[LAU] Audio Distribution Proposal...

Grammostola Rosea rosea.grammostola at gmail.com
Thu Jun 4 05:23:05 EDT 2009


Jostein Chr. Andersen wrote:
> On Thursday 04 June 2009 01.09.32 jrogers wrote:
> ...
>   
>> I know that the conventional wisdom is that Linux audio is not for “new
>> Linux users” but I think that is the root of the “chicken/egg” problem that
>> we have here. A predictable, stable, reliable audio distribution may
>> generate the support that the particular distribution (and Linux audio in
>> general) needs to get to the next level.
>>
>> Can we “prime this pump” with a conservative but very useful distribution?
>>     
>
> Is there really need for another distribution? The problem people have is the 
> RT-kernel, especially in relation to Nvidia and ATI cards and often way to old 
> apps. Well, it's some problems problems too, such just have a working system 
> when everything is installed. 
>
> The mainstream distros does provide excellent infra structure for users, 
> applications and package repository systems, why use efforts on making a new 
> distro when the need is a stable reliable RT-kernel and an environment that in 
> a easy way makes it possible to use newer applications such as Ardour 2.8, 
> Rosegarden 1.7.3? Will a conservative distro provide the community with newer 
> apps?
>
> This last six months, Ubuntu seem to have most RT-problems, but other distros 
> are also affected, any distro can have this kind of RT-problems later.
>
> I've used/tried Musix (outdated), JAD (outdated), Ubuntu-studio (outdated 
> (8.04) and unreliable (9.04)) and 64studio (outdated, and the current beta 3 
> don't boot on my system), and right now, Fedora10/CCRMA 64 works; this 
> realities are quite different for everyone. 
>
> So a functional RT-kernel project for Debian (derivatives) would be nice for a 
> start.
>
>
>   
There is someone working on an default Debian RT kernel, but isn't very 
easy to get that into Debian, but they are open for it.

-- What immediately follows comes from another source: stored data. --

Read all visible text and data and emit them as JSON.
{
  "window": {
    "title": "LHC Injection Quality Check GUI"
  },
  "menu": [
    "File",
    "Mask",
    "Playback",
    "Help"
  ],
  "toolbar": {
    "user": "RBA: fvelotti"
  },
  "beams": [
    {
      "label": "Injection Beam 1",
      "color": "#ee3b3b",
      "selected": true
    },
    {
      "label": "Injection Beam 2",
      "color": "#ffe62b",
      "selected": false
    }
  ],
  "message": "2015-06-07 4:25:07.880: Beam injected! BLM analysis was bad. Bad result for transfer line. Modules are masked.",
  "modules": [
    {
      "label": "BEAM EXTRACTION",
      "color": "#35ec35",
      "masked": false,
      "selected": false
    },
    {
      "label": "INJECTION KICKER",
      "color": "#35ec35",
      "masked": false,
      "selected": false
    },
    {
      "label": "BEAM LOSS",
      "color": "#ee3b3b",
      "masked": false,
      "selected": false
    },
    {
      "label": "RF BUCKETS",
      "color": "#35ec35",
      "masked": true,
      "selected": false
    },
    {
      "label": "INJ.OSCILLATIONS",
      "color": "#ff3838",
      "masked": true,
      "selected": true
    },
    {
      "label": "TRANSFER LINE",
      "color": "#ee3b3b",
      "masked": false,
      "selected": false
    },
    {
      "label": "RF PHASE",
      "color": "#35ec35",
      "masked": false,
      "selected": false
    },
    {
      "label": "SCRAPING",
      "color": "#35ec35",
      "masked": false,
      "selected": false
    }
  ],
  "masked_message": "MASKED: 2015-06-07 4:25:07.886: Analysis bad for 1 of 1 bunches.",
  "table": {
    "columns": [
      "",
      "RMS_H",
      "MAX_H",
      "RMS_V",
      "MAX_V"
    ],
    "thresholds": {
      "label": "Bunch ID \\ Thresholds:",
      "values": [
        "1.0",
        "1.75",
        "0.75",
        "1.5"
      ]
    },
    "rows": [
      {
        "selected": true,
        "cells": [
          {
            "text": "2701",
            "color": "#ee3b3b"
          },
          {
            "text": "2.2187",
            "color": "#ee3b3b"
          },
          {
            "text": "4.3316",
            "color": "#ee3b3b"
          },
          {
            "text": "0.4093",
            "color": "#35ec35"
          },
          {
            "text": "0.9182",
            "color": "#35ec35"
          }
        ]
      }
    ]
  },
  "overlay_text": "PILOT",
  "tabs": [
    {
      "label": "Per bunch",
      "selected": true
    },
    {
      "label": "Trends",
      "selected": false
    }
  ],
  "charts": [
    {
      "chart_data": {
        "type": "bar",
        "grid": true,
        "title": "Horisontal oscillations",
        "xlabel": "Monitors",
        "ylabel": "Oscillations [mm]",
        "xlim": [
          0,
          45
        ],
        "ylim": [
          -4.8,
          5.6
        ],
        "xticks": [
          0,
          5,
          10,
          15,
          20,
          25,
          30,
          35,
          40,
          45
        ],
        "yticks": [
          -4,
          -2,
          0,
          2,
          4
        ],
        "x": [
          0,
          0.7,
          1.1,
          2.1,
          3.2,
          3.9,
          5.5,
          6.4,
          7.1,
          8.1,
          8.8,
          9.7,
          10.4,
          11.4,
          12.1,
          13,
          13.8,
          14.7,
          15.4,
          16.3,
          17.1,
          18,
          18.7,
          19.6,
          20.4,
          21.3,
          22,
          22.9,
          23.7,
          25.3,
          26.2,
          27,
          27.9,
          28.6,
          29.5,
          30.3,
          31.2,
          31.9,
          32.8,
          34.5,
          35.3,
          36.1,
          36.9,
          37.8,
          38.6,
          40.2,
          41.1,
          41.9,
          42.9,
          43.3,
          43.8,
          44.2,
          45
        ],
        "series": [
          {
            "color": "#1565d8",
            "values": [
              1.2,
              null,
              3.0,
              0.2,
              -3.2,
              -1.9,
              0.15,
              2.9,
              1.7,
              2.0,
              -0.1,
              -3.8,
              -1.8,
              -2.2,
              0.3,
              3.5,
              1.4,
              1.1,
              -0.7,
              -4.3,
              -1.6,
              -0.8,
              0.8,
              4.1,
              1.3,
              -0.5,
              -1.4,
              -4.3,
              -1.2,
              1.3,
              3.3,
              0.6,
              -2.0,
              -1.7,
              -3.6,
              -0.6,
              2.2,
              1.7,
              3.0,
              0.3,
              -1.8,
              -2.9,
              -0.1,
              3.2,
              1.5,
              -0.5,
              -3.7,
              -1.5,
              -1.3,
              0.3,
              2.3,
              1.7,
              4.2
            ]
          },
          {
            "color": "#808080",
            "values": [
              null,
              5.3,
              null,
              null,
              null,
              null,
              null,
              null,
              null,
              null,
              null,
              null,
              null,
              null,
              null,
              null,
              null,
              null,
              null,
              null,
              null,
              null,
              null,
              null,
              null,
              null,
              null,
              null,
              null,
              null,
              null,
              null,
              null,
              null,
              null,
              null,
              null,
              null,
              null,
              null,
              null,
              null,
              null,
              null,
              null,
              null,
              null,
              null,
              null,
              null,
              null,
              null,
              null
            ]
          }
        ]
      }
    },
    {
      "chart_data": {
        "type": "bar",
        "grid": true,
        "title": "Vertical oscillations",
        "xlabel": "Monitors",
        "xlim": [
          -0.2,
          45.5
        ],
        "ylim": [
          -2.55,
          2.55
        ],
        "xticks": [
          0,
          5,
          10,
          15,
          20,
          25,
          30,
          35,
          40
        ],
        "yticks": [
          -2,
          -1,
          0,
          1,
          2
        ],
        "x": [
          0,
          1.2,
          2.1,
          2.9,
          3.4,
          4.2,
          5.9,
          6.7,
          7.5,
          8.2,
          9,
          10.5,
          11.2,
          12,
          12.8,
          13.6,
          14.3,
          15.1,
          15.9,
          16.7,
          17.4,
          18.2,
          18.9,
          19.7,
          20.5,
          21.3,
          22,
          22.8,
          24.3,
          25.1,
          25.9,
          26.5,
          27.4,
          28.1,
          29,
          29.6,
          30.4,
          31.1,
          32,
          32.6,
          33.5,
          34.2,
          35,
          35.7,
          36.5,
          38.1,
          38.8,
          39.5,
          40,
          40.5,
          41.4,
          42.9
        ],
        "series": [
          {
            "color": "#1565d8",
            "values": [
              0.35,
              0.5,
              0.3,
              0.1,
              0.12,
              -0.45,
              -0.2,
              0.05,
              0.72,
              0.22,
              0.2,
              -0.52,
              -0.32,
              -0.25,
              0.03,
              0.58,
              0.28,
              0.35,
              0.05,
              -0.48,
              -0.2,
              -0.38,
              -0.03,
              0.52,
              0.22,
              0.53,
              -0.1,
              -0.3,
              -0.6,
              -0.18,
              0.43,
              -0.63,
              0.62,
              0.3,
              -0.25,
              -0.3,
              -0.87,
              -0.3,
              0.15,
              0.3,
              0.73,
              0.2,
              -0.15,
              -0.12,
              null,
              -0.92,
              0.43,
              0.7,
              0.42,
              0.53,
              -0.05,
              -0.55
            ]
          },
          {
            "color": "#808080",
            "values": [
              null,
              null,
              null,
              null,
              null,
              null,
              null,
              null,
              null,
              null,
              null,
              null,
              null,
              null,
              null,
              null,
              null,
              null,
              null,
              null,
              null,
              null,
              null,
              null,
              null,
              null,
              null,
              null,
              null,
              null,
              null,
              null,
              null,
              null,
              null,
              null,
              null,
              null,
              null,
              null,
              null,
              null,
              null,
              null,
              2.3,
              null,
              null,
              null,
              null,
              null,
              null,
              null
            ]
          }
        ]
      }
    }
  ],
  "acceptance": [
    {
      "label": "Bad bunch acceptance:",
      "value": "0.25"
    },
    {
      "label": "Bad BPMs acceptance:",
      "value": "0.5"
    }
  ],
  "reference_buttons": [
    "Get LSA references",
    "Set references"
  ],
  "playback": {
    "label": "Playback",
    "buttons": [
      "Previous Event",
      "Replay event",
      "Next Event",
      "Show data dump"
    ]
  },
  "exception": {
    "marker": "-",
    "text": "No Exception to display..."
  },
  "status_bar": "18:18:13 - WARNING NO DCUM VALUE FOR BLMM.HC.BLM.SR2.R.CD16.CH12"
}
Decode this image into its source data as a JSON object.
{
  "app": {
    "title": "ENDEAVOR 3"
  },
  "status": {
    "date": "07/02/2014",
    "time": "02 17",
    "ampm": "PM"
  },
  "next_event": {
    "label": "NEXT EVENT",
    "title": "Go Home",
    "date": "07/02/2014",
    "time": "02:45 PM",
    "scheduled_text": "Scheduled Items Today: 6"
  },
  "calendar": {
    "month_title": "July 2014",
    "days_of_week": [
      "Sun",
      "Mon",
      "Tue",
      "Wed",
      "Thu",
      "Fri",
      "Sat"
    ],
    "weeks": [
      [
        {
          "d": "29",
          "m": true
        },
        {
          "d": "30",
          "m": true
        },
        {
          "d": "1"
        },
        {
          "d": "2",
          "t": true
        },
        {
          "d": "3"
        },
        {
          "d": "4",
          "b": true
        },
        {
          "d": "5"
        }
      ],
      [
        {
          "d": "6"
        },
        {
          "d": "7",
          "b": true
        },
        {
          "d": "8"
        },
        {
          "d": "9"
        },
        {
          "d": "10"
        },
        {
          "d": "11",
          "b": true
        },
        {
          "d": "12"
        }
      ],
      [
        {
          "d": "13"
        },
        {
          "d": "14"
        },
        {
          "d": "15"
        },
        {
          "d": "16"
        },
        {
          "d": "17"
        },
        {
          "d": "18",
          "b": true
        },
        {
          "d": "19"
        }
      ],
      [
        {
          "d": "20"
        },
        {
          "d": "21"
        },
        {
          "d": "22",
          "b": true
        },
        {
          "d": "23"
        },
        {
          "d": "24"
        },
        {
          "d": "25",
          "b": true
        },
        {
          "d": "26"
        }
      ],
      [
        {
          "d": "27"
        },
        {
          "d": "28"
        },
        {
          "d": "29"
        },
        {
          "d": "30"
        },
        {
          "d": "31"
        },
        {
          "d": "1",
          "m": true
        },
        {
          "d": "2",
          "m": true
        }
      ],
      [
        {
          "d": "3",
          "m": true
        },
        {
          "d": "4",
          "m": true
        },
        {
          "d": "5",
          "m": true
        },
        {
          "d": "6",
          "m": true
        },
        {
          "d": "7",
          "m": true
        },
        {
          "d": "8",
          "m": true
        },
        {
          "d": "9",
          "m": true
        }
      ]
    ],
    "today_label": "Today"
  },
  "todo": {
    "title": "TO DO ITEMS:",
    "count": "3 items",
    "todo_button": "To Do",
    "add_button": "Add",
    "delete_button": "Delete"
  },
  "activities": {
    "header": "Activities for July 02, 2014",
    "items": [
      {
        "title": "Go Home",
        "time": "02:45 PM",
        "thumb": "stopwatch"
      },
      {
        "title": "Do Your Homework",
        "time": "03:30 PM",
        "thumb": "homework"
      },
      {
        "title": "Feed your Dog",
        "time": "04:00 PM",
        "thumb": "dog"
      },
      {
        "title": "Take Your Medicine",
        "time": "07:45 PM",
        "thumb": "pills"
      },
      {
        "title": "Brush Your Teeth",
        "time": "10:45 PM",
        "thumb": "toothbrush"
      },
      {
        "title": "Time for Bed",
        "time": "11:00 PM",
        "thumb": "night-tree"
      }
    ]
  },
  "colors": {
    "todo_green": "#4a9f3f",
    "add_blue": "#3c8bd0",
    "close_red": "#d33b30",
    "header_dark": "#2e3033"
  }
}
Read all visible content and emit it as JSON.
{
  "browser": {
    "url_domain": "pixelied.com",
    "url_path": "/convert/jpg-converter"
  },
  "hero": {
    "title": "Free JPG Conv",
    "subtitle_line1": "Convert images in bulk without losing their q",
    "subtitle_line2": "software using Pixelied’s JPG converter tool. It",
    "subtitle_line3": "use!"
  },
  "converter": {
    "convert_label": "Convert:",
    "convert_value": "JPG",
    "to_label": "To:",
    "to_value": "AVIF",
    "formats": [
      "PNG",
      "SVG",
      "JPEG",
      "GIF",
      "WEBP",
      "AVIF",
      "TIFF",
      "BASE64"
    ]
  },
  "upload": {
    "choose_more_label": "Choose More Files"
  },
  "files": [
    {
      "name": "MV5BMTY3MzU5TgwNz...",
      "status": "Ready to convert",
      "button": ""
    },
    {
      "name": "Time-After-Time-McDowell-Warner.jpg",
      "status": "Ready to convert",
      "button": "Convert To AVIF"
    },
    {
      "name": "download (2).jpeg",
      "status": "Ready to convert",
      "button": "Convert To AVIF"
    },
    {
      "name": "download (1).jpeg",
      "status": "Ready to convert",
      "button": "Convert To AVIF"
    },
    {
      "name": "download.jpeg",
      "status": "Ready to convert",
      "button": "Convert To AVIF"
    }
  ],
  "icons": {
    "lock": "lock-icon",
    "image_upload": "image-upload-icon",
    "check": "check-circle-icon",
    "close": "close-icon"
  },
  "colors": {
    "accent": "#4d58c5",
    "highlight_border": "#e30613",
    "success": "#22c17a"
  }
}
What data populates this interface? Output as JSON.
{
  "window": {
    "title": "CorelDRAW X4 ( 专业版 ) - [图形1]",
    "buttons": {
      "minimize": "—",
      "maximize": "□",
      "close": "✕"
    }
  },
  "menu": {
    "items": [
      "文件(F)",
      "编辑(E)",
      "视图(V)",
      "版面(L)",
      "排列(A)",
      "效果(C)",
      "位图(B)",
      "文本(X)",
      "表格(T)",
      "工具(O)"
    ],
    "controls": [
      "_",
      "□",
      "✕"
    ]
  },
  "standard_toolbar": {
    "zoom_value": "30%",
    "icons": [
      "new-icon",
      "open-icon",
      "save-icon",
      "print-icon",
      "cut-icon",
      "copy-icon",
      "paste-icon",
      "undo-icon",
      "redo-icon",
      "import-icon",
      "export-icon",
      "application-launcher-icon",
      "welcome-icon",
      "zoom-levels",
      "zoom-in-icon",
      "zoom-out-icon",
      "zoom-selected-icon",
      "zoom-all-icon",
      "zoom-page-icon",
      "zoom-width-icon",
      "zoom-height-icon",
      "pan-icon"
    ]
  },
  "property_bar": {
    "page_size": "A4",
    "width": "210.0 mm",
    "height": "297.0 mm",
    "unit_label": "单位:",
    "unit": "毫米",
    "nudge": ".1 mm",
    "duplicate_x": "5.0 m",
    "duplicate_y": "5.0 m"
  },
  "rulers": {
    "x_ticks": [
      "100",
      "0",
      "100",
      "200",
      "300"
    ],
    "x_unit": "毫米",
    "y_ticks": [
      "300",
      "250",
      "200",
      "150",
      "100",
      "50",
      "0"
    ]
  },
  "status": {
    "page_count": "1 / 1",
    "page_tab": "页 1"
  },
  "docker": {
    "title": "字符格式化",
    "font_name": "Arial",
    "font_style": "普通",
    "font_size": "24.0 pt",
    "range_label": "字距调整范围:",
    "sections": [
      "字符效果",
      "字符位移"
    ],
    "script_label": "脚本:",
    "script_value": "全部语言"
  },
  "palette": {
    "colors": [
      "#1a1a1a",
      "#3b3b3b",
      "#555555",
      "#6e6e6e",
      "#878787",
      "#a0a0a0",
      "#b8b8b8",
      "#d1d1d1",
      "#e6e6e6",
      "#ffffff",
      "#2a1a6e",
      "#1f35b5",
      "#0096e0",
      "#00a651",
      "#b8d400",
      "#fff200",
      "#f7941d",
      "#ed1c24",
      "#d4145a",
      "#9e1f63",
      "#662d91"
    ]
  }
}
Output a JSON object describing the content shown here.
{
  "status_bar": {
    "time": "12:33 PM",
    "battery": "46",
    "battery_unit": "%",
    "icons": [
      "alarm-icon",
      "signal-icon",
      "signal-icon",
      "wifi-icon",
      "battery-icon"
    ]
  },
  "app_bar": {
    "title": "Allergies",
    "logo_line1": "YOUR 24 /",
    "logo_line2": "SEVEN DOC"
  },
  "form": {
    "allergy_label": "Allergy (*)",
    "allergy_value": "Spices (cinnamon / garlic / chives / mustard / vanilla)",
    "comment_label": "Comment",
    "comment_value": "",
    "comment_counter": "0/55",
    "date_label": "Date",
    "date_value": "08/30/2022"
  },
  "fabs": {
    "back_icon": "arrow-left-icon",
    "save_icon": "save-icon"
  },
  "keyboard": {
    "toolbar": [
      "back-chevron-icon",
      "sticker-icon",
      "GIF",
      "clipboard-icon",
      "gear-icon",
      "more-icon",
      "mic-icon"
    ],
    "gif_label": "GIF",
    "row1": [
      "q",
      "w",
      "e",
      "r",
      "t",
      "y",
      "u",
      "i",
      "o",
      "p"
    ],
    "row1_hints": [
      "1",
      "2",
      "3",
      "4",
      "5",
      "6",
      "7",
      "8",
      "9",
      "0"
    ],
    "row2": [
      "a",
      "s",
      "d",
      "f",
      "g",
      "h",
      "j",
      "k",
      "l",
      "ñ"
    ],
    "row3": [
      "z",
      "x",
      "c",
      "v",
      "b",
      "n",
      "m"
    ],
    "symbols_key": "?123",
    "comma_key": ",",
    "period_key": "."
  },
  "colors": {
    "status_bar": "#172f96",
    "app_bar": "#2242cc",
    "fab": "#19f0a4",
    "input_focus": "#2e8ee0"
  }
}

I think most of what I've read is just another call (as far as Debian 
derivatives are concerned), to join the Debian Multimedia Team and help 
maintaining some packages.

http://wiki.debian.org/DebianMultimedia

It's the best thing you can do if we want to enjoy up to date packages.

But unfortunately most of people here are so proud that they can build 
packages their own, that they never thought about the idea that building 
for others too in an official way would not only help themselves, but 
also others and Linux audio in general...

When more people join, the quality will be improved, and in the end less 
time will be wasted for tweaking the system instead of making music.